Large language model (LLM) AIs like ChatGPT have captured the public’s attention in recent months, as users find creative new ways to use the technology.
It seems like LLMs, which can mimic human intelligence, are having a moment, but in reality, the moment will stretch into years as they keep getting smarter and more powerful.
The continual, rapid advancement of AI has generated a much-needed, and perhaps overdue, debate about the possible benefits and potential dangers of powerful AI models. AI has the promise to accomplish a bunch of great things, such as modeling ways to deal with climate change or finding cures for diseases like cancer.
However, many smart and informed people have also raised a number of serious concerns about AI, with some focused on the technology replacing jobs, distributing biased data, and otherwise contributing to a systemic erosion of trust by spreading disinformation and helping people create ever-more convincing deep fake videos or audio files, a topic I’ll address in a later blog post.
I understand these specific concerns about the future of AI, but on more of a 1,000-foot level, I’d suggest that we don’t really understand the scale and the scope of the problems related to LLMs.
Some U.S. politicians and AI experts are calling for regulation and recommending that the U.S. create an AI licensing or approval process.

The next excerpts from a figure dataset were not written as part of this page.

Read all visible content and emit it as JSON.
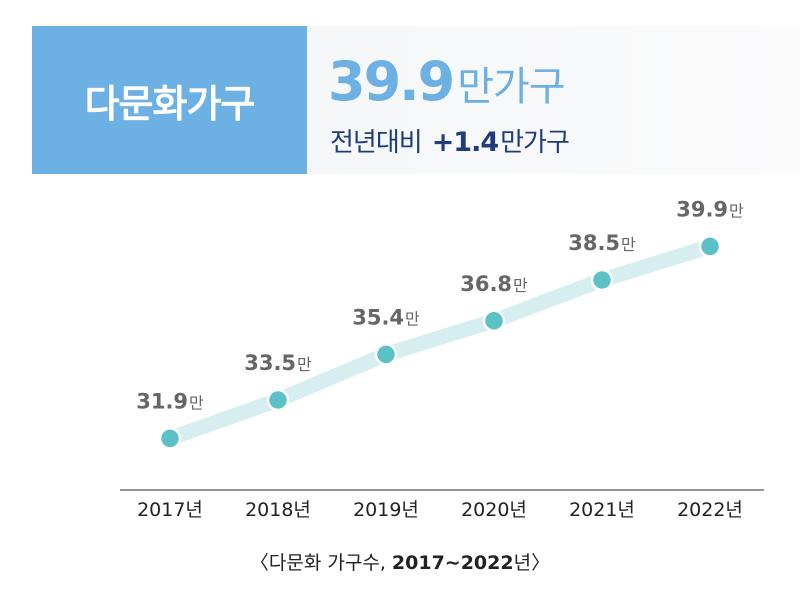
{
  "banner": {
    "label": "다문화가구",
    "value": "39.9",
    "value_unit": "만가구",
    "change_label": "전년대비",
    "change_value": "+1.4",
    "change_unit": "만가구"
  },
  "caption": {
    "open": "〈",
    "text": "다문화 가구수, ",
    "range": "2017∼2022",
    "range_suffix": "년",
    "close": "〉"
  },
  "colors": {
    "accent_blue": "#6cb0e4",
    "navy": "#1f3d7a",
    "line": "#d6eef0",
    "marker": "#5cc0c7",
    "label_gray": "#666666"
  },
  "chart_data": {
    "type": "line",
    "categories": [
      "2017년",
      "2018년",
      "2019년",
      "2020년",
      "2021년",
      "2022년"
    ],
    "values": [
      31.9,
      33.5,
      35.4,
      36.8,
      38.5,
      39.9
    ],
    "data_labels": [
      "31.9",
      "33.5",
      "35.4",
      "36.8",
      "38.5",
      "39.9"
    ],
    "data_label_unit": "만",
    "title": "",
    "xlabel": "",
    "ylabel": "",
    "ylim": [
      28,
      42
    ],
    "grid": false,
    "legend": "none"
  }
}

It’s important that we’re now having a discussion about the potential downsides to ever-more powerful AI models being deployed, but we shouldn’t lose sight of the tremendous potential benefits of this technology. We also need to be aware of the context in which these discussions are taking place and the specialized knowledge required to understand AI.

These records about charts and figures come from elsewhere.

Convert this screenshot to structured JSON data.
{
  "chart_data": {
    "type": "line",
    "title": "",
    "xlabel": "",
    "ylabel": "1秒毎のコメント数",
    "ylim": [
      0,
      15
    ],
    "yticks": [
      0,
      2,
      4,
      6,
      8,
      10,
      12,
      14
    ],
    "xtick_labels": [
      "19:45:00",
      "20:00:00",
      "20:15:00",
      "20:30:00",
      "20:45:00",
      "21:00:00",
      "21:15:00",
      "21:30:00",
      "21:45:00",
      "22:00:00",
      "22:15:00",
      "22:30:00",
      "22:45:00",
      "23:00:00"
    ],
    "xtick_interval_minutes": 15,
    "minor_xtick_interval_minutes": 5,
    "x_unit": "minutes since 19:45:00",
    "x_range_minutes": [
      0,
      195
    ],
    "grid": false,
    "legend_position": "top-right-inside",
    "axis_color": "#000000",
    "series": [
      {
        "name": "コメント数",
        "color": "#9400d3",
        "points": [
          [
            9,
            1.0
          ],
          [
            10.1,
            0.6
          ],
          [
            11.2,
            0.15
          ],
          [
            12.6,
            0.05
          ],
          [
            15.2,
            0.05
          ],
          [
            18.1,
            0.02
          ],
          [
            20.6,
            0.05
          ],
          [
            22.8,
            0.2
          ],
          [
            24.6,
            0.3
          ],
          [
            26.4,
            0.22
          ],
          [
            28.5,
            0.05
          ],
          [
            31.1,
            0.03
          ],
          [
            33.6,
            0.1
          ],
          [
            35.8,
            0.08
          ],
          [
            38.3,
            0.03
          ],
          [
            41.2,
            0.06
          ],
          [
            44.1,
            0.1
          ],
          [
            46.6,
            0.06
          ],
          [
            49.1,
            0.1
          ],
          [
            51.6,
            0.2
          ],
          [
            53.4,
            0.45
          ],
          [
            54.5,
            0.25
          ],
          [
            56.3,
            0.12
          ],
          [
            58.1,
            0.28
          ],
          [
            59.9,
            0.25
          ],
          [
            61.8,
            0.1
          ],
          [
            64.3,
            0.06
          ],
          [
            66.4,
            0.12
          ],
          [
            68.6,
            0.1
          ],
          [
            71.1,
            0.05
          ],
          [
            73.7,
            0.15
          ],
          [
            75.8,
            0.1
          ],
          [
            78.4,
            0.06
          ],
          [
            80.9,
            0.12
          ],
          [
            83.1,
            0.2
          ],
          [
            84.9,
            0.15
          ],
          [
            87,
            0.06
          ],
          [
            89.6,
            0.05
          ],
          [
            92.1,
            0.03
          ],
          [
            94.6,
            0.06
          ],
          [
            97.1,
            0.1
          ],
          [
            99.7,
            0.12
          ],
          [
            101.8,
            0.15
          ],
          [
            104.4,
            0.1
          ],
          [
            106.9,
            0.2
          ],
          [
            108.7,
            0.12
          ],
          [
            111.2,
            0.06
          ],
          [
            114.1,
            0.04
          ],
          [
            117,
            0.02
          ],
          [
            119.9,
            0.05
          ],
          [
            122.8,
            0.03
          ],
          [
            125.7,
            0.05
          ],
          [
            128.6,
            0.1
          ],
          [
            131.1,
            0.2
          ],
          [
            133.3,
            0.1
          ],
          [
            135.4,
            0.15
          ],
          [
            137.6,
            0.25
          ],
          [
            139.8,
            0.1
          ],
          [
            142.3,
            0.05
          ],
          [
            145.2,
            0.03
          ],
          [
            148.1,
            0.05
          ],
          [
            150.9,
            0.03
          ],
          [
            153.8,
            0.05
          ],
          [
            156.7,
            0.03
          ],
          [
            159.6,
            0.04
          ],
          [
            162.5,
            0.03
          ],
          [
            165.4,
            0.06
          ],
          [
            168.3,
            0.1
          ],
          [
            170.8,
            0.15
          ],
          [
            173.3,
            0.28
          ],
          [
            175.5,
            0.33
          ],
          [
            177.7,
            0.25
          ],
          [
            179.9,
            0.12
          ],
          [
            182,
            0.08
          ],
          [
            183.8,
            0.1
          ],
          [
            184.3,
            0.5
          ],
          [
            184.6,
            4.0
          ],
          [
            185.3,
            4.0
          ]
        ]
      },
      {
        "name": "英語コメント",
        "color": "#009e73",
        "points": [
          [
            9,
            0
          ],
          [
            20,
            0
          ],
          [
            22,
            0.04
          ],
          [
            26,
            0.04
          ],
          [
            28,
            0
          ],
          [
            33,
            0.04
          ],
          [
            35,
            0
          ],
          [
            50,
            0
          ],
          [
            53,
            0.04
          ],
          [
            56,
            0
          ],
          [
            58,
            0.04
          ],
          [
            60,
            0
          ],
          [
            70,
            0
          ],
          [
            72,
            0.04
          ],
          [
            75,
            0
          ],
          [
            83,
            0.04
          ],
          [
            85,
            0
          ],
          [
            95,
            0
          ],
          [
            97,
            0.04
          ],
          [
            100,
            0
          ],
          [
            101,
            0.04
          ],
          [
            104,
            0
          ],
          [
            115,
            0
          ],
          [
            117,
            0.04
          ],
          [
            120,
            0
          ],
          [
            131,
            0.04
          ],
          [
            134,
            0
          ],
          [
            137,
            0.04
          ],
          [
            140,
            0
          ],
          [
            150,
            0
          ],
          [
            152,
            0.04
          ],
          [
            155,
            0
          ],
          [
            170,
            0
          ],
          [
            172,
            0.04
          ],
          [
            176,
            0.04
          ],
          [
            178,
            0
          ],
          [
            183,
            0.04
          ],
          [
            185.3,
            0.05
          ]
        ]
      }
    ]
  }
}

One issue is that it will be difficult for members of the U.S. Congress to keep up with the technology and the nuances of the debate over AI, given the rapid pace of development. Most members of Congress aren’t technology experts, and the discussion over AI demands a level of knowledge that’s in short supply. We don’t have the people with the necessary skills to deal with something advancing so quickly.
Moreover, for Congress to draw up regulations, it will have to depend on the expertise of the people working in the AI industry, and that’s the classic fox-guarding-the-henhouse scenario.
Another issue is that in many ways, those advocating for regulations may be already playing catch-up. While companies like Microsoft, Google and ChatGPT creator OpenAI get a lot of the public attention, AI is advancing rapidly around the world, and there are dozens of large-language AI models being built as we speak, and some can be deployed on personal computers.
Take a look at the oddly named Hugging Face website: It currently has posted evaluations of effectiveness of more than 90 large-language model AIs and chatbots that are already built, with dozens of others in a queue to be tested.
So the question for potential regulators is whether they can put the genie back in the bottle after large-language model AIs are deployed widely on personal computers. How can Congress tell users that their already deployed technology is suddenly illegal or at least unlicensed? Perhaps the state of Montana, which recently banned TikTok, will provide an indication of how a ban on LLM AIs might play out.
Beyond the high-level concerns about how AI is developing, the security executive in me focuses on the privacy and data-sharing implications of these LLM AIs. We’ve recently heard concerns from companies about their employees sharing trade secrets or other confidential business information with ChatGPT and similar AI tools.
As a result, ExtraHop is taking action to help companies deal with potential AI data leakage. In mid-May, we released a new capability in our Reveal(x) network detection and response platform that provides customers with visibility into the devices and users on their networks that are connecting to OpenAI domains and the amount of data they are sharing. This visibility allows organizations to assess the risk involved with employee use of these tools and audit compliance with policies governing their use.
However, as LLM use accelerates and developers release more AI-as-a-service tools, there are more issues to think about: specifically, what happens when those models start to make decisions about what data they share with each other?
The problem is that these models lack human judgment, and the makers of these AIs have an incentive to create services that share data, as a mutually beneficial transaction that allows each of them to get smarter.
Unless developers specifically build privacy rules into these AI models, there is no one to stop LLM A from talking to LLM B. Right now, we don’t have rules to stop that from happening, and the AIs will have to trust and monitor each other. I’m not convinced that’s a good solution.
Whether we’re thinking about specific issues like data sharing, or the larger AI landscape, it’s past time to have a serious discussion about the future of LLMs.